Why it matters: Without this, we either get accurate but opaque black boxes (VA) or brittle modular stacks; with VLA, we gain interpretability, instruction-following, and often safer long-horizon choices.

🍞 Anchor: It’s like having a chess engine that shows you the board, tells you why a move is smart, then makes that move cleanly.

Multiple Analogies (3 ways):

Teacher analogy: Pictures (vision) + explanation (language) + quiz answer (action). A good teacher shows, explains, then answers.
GPS analogy: Map view (vision), voice guidance (language), wheel control (action).
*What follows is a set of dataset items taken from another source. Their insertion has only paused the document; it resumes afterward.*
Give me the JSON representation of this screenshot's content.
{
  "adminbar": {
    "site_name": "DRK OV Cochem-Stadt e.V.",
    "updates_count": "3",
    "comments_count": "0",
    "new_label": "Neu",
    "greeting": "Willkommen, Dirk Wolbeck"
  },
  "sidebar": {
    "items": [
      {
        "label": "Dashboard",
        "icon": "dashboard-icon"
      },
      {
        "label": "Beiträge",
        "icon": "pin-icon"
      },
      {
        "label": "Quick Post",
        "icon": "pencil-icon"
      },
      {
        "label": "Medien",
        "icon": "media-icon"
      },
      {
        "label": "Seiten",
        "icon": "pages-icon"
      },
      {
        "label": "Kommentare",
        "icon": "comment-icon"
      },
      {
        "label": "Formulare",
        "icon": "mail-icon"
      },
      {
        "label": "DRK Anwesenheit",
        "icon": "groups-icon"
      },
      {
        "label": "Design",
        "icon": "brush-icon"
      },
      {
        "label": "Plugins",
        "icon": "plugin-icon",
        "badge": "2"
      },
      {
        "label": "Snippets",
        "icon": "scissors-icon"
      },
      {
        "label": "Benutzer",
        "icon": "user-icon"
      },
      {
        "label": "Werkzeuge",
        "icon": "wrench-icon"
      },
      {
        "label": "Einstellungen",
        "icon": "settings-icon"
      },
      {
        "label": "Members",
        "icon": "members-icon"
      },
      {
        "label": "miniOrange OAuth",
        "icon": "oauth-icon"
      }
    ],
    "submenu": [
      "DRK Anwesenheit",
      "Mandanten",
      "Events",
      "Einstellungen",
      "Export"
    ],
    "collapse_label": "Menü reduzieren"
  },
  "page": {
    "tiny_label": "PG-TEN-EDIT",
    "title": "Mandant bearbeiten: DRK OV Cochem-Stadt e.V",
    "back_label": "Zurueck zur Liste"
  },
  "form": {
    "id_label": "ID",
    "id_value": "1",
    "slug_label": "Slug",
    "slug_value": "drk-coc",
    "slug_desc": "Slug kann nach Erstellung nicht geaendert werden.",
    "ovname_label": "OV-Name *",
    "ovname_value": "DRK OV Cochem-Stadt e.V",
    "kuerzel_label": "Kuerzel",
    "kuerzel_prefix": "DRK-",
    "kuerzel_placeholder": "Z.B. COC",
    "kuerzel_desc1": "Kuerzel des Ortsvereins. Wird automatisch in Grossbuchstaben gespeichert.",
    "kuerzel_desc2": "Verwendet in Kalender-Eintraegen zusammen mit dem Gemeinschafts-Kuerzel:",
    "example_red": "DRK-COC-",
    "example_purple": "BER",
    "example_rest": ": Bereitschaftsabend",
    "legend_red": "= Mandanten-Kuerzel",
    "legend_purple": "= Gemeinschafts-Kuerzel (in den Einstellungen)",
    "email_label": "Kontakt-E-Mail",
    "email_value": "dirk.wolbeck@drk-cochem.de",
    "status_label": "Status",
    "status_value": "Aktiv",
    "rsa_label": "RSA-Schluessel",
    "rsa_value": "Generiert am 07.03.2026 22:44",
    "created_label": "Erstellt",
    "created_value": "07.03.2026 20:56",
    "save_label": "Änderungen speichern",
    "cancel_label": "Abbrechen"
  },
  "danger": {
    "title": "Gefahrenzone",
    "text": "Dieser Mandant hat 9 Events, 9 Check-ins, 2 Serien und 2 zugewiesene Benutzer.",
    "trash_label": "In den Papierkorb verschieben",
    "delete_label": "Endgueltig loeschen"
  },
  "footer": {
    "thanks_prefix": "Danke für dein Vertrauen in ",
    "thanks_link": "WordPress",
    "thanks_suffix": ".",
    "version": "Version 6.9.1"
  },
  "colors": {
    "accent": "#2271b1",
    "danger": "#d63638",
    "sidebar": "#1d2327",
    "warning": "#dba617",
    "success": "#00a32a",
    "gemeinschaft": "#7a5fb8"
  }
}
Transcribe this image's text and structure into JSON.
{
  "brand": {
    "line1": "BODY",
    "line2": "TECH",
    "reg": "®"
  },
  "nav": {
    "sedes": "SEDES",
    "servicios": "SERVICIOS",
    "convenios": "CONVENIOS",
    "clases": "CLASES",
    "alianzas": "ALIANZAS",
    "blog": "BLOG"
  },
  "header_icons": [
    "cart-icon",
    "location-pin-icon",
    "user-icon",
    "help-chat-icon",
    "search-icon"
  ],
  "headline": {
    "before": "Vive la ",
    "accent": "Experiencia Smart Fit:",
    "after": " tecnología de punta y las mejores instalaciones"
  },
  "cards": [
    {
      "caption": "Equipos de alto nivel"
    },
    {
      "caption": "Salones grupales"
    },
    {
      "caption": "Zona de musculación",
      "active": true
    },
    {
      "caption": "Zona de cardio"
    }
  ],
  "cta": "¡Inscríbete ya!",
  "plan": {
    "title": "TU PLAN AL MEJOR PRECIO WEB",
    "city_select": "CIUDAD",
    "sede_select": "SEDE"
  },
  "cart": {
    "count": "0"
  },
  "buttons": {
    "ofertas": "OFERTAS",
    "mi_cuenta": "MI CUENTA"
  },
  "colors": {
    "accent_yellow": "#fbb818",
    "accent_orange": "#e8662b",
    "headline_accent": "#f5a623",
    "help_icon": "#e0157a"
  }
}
All three together make trips smoother and safer.
Kitchen analogy: Look at ingredients (vision), read the recipe (language), cook the dish (action). Skipping the recipe leads to mistakes.

🍞 Hook: Imagine solving everything in one head—no passing notes.

🥬 The Concept (End-to-End VLA):

What it is: A single model that goes from inputs to outputs directly, reasoning and acting in one pass.
How it works:
1. Encode images and text.
2. Jointly reason inside the model.
3. Emit actions as tokens (textual) or numbers (numerical) with a small head.
Why it matters: It’s simple and powerful; fewer moving parts mean fewer handoffs that can fail.

🍞 Anchor: Like a student who reads the problem, thinks silently, and writes the correct answer in one go.

🍞 Hook: Now imagine a careful thinker who drafts a plan, then a quick driver who executes it safely.

🥬 The Concept (Dual-System VLA):

What it is: Two coordinated parts—slow, language-rich reasoning plus fast, safety-critical planning/control.
How it works:
1. VLM outputs guidance: meta-actions or coarse waypoints.
2. A specialized planner refines them into smooth, feasible trajectories under tight timing.
3. Safety constraints check physics and comfort.
Why it matters: Keeps interpretability while meeting real-time and safety demands.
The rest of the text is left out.